|
HI,I also face this issue。It happened for four times this month。
this error msg:
setShardVersion failed host: mongo4.mcloud.139.com:20004
{ oldVersion: Timestamp 0|0, oldVersionEpoch: ObjectId('000000000000000000000000'), ns: "mcloud.m_iosyncdetaillog", version: Timestamp 560000|381, versionEpoch: ObjectId('51d37afa0b8c2dd3569f5ed6'), globalVersion: Timestamp 561000|0, globalVersionEpoch: ObjectId('51d37afa0b8c2dd3569f5ed6'), reloadConfig: true, errmsg: "shard global version for collection is higher than trying to set to 'mcloud.m_iosyncdetaillog'", ok: 0.0 }
cause by "One mongos crashed when moveChunk jobs were running. The moveChunk jobs were created one by one on the another mongos node manually" ??? who can reply it?
thank you...
|
|
@Eliot, yes, the mongos crashed. Here are some additional infos of this issue:
1. the cluster topology for this issue: 2 mongos nodes, several replica sets.
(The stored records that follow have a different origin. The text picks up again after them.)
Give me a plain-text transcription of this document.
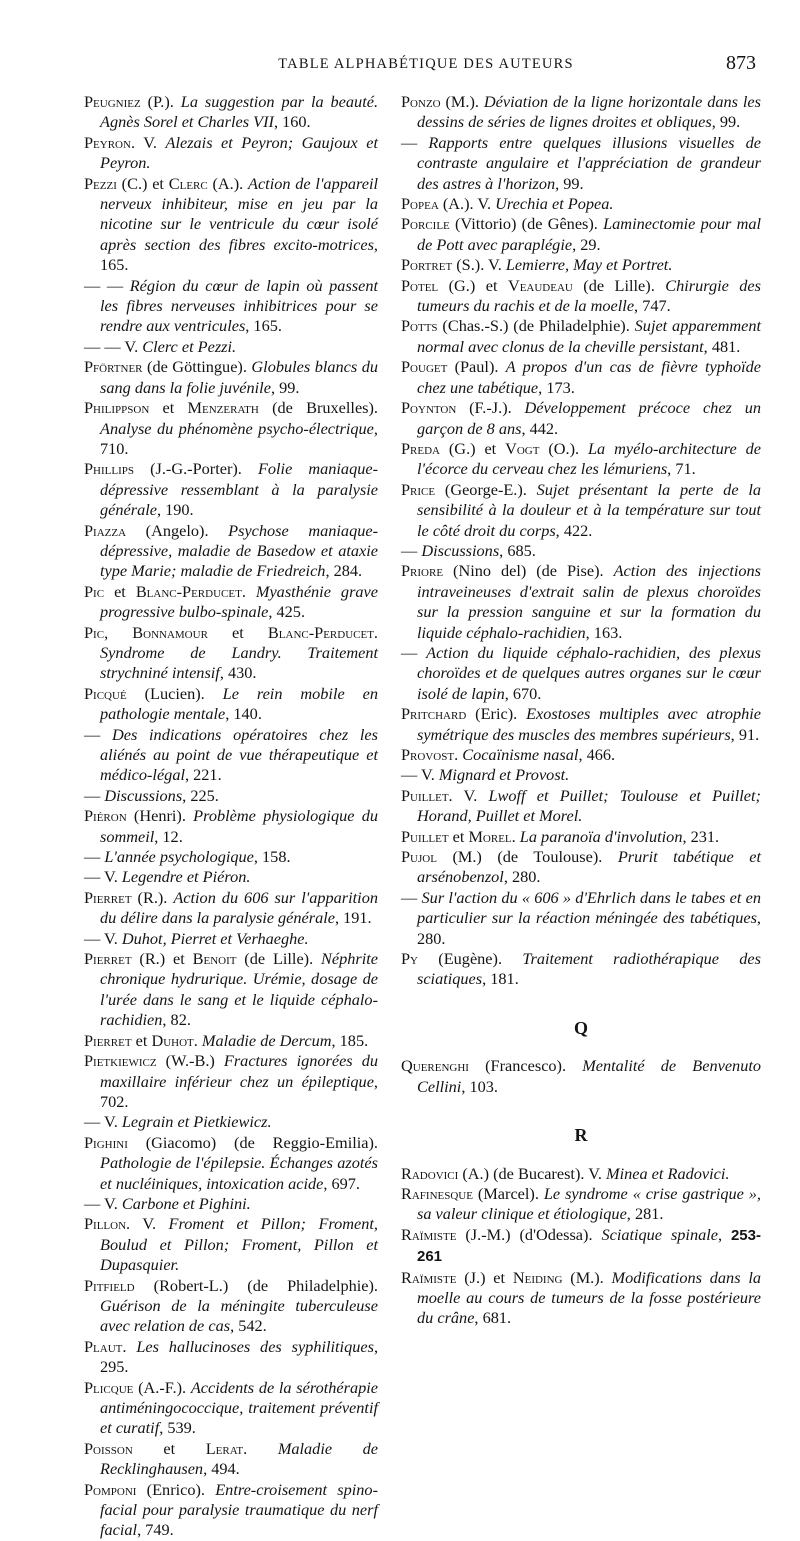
TABLE ALPHABÉTIQUE DES AUTEURS	873

Peugniez (P.). La suggestion par la beauté. Agnès Sorel et Charles VII, 160.

Peyron. V. Alezais et Peyron; Gaujoux et Peyron.

Pezzi (C.) et Clerc (A.). Action de l'appareil nerveux inhibiteur, mise en jeu par la nicotine sur le ventricule du cœur isolé après section des fibres excito-motrices, 165.

— — Région du cœur de lapin où passent les fibres nerveuses inhibitrices pour se rendre aux ventricules, 165.

— — V. Clerc et Pezzi.

Pförtner (de Göttingue). Globules blancs du sang dans la folie juvénile, 99.

Philippson et Menzerath (de Bruxelles). Analyse du phénomène psycho-électrique, 710.

Phillips (J.-G.-Porter). Folie maniaque-dépressive ressemblant à la paralysie générale, 190.

Piazza (Angelo). Psychose maniaque-dépressive, maladie de Basedow et ataxie type Marie; maladie de Friedreich, 284.

Pic et Blanc-Perducet. Myasthénie grave progressive bulbo-spinale, 425.

Pic, Bonnamour et Blanc-Perducet. Syndrome de Landry. Traitement strychniné intensif, 430.

Picqué (Lucien). Le rein mobile en pathologie mentale, 140.

— Des indications opératoires chez les aliénés au point de vue thérapeutique et médico-légal, 221.

— Discussions, 225.

Piéron (Henri). Problème physiologique du sommeil, 12.

— L'année psychologique, 158.

— V. Legendre et Piéron.

Pierret (R.). Action du 606 sur l'apparition du délire dans la paralysie générale, 191.

— V. Duhot, Pierret et Verhaeghe.

Pierret (R.) et Benoit (de Lille). Néphrite chronique hydrurique. Urémie, dosage de l'urée dans le sang et le liquide céphalo-rachidien, 82.

Pierret et Duhot. Maladie de Dercum, 185.

Pietkiewicz (W.-B.) Fractures ignorées du maxillaire inférieur chez un épileptique, 702.

— V. Legrain et Pietkiewicz.

Pighini (Giacomo) (de Reggio-Emilia). Pathologie de l'épilepsie. Échanges azotés et nucléiniques, intoxication acide, 697.

— V. Carbone et Pighini.

Pillon. V. Froment et Pillon; Froment, Boulud et Pillon; Froment, Pillon et Dupasquier.

Pitfield (Robert-L.) (de Philadelphie). Guérison de la méningite tuberculeuse avec relation de cas, 542.

Plaut. Les hallucinoses des syphilitiques, 295.

Plicque (A.-F.). Accidents de la sérothérapie antiméningococcique, traitement préventif et curatif, 539.

Poisson et Lerat. Maladie de Recklinghausen, 494.

Pomponi (Enrico). Entre-croisement spino-facial pour paralysie traumatique du nerf facial, 749.

Ponzo (M.). Déviation de la ligne horizontale dans les dessins de séries de lignes droites et obliques, 99.

— Rapports entre quelques illusions visuelles de contraste angulaire et l'appréciation de grandeur des astres à l'horizon, 99.

Popea (A.). V. Urechia et Popea.

Porcile (Vittorio) (de Gênes). Laminectomie pour mal de Pott avec paraplégie, 29.

Portret (S.). V. Lemierre, May et Portret.

Potel (G.) et Veaudeau (de Lille). Chirurgie des tumeurs du rachis et de la moelle, 747.

Potts (Chas.-S.) (de Philadelphie). Sujet apparemment normal avec clonus de la cheville persistant, 481.

Pouget (Paul). A propos d'un cas de fièvre typhoïde chez une tabétique, 173.

Poynton (F.-J.). Développement précoce chez un garçon de 8 ans, 442.

Preda (G.) et Vogt (O.). La myélo-architecture de l'écorce du cerveau chez les lémuriens, 71.

Price (George-E.). Sujet présentant la perte de la sensibilité à la douleur et à la température sur tout le côté droit du corps, 422.

— Discussions, 685.

Priore (Nino del) (de Pise). Action des injections intraveineuses d'extrait salin de plexus choroïdes sur la pression sanguine et sur la formation du liquide céphalo-rachidien, 163.

— Action du liquide céphalo-rachidien, des plexus choroïdes et de quelques autres organes sur le cœur isolé de lapin, 670.

Pritchard (Eric). Exostoses multiples avec atrophie symétrique des muscles des membres supérieurs, 91.

Provost. Cocaïnisme nasal, 466.

— V. Mignard et Provost.

Puillet. V. Lwoff et Puillet; Toulouse et Puillet; Horand, Puillet et Morel.

Puillet et Morel. La paranoïa d'involution, 231.

Pujol (M.) (de Toulouse). Prurit tabétique et arsénobenzol, 280.

— Sur l'action du « 606 » d'Ehrlich dans le tabes et en particulier sur la réaction méningée des tabétiques, 280.

Py (Eugène). Traitement radiothérapique des sciatiques, 181.

Q

Querenghi (Francesco). Mentalité de Benvenuto Cellini, 103.

R

Radovici (A.) (de Bucarest). V. Minea et Radovici.

Rafinesque (Marcel). Le syndrome « crise gastrique », sa valeur clinique et étiologique, 281.

Raïmiste (J.-M.) (d'Odessa). Sciatique spinale, 253-261

Raïmiste (J.) et Neiding (M.). Modifications dans la moelle au cours de tumeurs de la fosse postérieure du crâne, 681.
2. One mongos crashed when moveChunk jobs were running. The moveChunk jobs were created one by one on the another mongos node manually.
3. It happened for several times, and should be reproduceable.
4. chensi has attached the mongos log and the gdb bt info. And if needed we can provide you the coredump file. Let me know if you want any other detail.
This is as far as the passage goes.